After laying motionless on the floor of the ramp for several minutes, Brown was somehow able to get up and walk off with assistance. The fall had fractured his wrist, fractured a vertebrae, bruised his liver, bruised his lung, ruptured his spleen and given him a concussion.
Somehow, despite all of that, Brown returned in 2009 and 2010 to win back-to-back X Games Skateboarding Big Air gold medals, and even became the first skateboarder to land a big air ollie 720 in 2013:
Tanner Hall, Freeskier
In 2005, freeskiing star and noted marijuana enthusiast Tanner Hall suffered what is likely the most iconic crash in freeskiing history, coming up short while trying to land a switch cork 900 on the legendary 120-foot gap known as Chad’s Gap in the Utah back country.
The video of Hall’s crash gained viral notoriety for him screaming to his film team “My ankles are broken! My ankles are broke!” just seconds after knuckling the jump.
Hall was correct: He had in fact broken both of his heels and ankles in the crash.
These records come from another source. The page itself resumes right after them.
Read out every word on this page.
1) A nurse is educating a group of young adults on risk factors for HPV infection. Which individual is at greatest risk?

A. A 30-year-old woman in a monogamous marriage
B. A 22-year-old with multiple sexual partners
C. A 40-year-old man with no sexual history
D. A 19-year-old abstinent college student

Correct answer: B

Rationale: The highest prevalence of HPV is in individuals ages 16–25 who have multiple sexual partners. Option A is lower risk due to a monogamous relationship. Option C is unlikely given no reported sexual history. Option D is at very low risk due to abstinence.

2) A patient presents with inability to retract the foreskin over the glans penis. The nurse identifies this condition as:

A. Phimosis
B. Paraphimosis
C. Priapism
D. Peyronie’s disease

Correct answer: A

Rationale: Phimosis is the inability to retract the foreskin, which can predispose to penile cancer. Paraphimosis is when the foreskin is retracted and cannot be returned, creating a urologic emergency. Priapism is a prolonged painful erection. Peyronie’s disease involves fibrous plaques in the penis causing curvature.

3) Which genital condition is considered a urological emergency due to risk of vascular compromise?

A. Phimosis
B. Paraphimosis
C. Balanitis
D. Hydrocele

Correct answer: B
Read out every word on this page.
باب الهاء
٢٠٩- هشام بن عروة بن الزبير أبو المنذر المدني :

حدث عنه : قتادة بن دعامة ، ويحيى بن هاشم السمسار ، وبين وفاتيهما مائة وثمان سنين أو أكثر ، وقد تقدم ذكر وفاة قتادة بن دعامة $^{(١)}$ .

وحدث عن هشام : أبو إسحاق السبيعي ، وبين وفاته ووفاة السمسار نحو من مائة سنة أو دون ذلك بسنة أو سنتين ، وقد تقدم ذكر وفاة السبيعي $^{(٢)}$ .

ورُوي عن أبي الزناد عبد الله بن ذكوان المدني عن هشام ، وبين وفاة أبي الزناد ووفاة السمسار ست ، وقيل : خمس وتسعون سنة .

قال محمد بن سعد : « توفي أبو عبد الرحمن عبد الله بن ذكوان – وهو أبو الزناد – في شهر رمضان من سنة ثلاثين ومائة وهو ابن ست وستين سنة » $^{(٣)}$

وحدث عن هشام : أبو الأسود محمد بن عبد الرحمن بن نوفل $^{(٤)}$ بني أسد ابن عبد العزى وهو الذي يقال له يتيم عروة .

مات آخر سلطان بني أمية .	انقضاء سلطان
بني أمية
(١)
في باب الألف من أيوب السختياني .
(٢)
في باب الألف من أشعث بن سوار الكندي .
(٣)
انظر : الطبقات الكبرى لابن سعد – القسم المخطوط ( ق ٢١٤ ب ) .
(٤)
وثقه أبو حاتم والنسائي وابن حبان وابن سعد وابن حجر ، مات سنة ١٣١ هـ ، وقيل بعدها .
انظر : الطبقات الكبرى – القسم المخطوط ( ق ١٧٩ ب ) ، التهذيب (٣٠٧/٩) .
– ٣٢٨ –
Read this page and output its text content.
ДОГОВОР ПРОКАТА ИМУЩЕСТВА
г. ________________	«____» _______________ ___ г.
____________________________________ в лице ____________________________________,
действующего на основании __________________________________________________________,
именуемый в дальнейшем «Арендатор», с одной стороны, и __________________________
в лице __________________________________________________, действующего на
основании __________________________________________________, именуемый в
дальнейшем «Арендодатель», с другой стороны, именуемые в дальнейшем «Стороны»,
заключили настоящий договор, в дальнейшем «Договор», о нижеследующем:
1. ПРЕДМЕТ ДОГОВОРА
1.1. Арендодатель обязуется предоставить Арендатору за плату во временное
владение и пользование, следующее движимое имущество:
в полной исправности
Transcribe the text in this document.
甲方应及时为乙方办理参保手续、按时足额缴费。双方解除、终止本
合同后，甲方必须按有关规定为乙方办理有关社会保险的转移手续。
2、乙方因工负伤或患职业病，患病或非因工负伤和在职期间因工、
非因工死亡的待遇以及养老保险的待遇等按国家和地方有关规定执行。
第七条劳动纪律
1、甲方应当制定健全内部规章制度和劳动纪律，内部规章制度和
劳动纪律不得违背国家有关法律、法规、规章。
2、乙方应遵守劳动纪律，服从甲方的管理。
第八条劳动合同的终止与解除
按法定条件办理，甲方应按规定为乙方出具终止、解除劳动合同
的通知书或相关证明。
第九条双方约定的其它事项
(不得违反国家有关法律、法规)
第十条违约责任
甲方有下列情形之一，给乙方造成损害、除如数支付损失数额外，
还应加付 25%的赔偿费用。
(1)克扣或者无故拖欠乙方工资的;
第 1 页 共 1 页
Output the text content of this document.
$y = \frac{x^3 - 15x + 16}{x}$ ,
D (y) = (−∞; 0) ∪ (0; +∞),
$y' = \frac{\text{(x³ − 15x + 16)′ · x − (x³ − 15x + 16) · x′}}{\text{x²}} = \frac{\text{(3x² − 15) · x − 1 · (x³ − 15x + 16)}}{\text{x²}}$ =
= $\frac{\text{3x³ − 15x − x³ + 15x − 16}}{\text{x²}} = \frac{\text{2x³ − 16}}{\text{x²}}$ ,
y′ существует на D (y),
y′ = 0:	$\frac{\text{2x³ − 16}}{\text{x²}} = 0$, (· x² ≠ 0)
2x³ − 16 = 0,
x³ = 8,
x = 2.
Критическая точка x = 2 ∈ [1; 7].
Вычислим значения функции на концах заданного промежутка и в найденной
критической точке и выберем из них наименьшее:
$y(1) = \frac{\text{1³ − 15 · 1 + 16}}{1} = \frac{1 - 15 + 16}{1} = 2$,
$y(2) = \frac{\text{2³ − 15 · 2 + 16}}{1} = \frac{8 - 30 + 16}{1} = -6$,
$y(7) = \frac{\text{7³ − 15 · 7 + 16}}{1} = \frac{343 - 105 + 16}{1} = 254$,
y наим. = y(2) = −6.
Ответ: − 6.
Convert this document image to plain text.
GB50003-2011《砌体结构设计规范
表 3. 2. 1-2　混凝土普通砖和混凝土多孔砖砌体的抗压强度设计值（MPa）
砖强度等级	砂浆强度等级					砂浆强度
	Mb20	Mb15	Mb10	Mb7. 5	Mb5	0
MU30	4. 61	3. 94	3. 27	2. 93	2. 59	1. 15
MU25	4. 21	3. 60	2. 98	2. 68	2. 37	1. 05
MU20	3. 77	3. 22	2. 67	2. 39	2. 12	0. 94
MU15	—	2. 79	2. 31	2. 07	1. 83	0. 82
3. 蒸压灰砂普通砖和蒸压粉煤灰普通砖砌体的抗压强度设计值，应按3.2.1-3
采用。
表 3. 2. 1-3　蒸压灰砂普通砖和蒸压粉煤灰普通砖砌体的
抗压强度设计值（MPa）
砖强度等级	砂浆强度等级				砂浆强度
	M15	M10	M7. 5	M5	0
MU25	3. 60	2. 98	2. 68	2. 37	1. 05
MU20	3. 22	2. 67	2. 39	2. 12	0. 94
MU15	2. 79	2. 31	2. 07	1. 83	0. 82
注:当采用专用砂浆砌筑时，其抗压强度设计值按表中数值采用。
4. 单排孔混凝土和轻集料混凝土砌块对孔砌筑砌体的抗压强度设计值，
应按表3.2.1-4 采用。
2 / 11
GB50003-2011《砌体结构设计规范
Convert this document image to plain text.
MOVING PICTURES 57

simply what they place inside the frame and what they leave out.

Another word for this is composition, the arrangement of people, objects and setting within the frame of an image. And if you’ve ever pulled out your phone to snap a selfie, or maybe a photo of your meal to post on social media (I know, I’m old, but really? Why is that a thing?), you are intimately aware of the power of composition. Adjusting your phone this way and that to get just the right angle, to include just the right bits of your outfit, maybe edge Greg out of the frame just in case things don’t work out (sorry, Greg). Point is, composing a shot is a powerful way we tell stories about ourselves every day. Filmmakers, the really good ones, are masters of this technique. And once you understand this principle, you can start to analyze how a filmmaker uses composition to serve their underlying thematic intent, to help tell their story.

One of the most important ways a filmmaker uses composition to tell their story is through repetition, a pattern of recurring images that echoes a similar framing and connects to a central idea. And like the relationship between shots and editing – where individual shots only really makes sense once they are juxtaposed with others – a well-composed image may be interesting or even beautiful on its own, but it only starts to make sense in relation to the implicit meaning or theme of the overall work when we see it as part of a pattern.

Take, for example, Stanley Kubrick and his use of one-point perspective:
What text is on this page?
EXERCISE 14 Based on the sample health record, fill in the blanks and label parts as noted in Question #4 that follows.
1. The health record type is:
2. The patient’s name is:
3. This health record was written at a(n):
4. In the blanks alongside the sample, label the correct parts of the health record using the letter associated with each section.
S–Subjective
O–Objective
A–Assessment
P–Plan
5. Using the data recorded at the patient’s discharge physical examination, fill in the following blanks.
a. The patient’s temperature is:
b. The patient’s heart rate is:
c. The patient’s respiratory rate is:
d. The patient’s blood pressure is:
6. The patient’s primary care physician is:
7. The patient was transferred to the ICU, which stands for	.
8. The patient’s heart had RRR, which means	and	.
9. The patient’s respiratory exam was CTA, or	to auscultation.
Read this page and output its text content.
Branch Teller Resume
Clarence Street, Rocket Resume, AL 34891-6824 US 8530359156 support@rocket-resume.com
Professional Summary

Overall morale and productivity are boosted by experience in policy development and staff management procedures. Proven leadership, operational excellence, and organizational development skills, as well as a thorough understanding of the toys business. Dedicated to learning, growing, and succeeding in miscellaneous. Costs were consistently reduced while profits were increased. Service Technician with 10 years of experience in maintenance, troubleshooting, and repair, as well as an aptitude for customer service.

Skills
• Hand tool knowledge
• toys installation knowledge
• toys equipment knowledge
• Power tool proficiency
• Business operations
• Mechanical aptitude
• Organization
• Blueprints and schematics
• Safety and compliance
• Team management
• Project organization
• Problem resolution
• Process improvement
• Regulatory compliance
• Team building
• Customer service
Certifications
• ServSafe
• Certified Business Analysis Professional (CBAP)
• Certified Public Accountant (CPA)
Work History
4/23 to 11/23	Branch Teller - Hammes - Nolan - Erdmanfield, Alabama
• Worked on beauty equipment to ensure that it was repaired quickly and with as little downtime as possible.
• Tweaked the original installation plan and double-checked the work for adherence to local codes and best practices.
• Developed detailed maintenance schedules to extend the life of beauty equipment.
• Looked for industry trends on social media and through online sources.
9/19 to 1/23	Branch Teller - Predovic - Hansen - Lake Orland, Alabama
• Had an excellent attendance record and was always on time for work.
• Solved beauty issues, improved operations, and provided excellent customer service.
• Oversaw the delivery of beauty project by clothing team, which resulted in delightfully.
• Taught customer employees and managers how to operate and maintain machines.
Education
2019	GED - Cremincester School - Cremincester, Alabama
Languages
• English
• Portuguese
But despite doctors telling Hall he might never ski again after the crash, he instead came back stronger than ever, taking a year off to rehab before winning back-to-back-to-back in Ski Superpipe at the 2006, 2007 and 2008 X Games.
Carey Hart, Freestyle Motocross
Carey Hart is rightfully credited as being one of the most influential pioneers of the sport of freestyle motocross.
After (debatably) landing what many fans believe to be the first-ever backflip on a 250cc motorcycle at the 2000 Gravity Games in Rhode Island, Hart became the first person to attempt the feat in the X Games at the 2001 X Games in Philadelphia.
Unfortunately his attempt at X Games history ended horribly for him, as he came off his bike mid-flip, and fell 35 feet to the ground, breaking three ribs, his tailbone and shattering his right foot.
At the 2001 X Games in Philadelphia, Hart fell 35 feet during a mid-air flip, breaking three ribs and his tailbone, and shattering his right foot.
But Hart showed resilience, coming back to the 2002 X Games in Philadelphia and snatching the silver medal in Moto X Big Air by becoming just the second person to ever land a backflip after his rival Mike Metzger landed the trick at the same event.
Mat Hoffman, BMX
But perhaps the gnarliest injury he ever suffered was in 1993.
Widely credited with building the first-ever mega ramp, Hoffman was the first person to ever launch his BMX bike off a 21-foot quarterpipe that he built in his Oklahoma City backyard in 1991/1992.
Which is where he tore his spleen and technically died.
The story is insane, and is probably best retold by Hoffman himself in this ESPN the magazine interview from 2005:
One day in 1993, I technically died. I built a 21-foot halfpipe in my backyard and rigged a weedeater motor to my bike. After a few days I got 22 feet out of the ramp, highest I’d ever gone. But the motor made the bike off-balance and I crashed when I landed. I had no idea that my spleen had exploded….I lay down, and while waiting for the ambulance I started to feel thirsty. I stood to get a drink, but my heart stopped and I fell against a wall and passed out.
Once I was horizontal, my blood was able to pump again and I regained consciousness. The EMT arrived and checked me out, but he blamed his equipment when he couldn’t find a pulse. My insurance didn’t cover ambulance rides, so when the EMT said there was nothing seriously wrong with me-I think it was his first day on the job-my friends drove me to the hospital. The doctors ran tests and said, “Son, you have less than 20 minutes to live.” … They removed my spleen, so I’m now seven ounces lighter and get drunk much easier. I was back riding in a couple of weeks.
Despite all the falls, the 44-year-old Hoffman is still riding to this day: Just last year, Hoffman teamed up with skateboarder Danny Way to break his previous personal record, launching off a 30-foot quarterpipe and getting roughly 30 feet above the ramp.
He ended up breaking his collarbone during that session.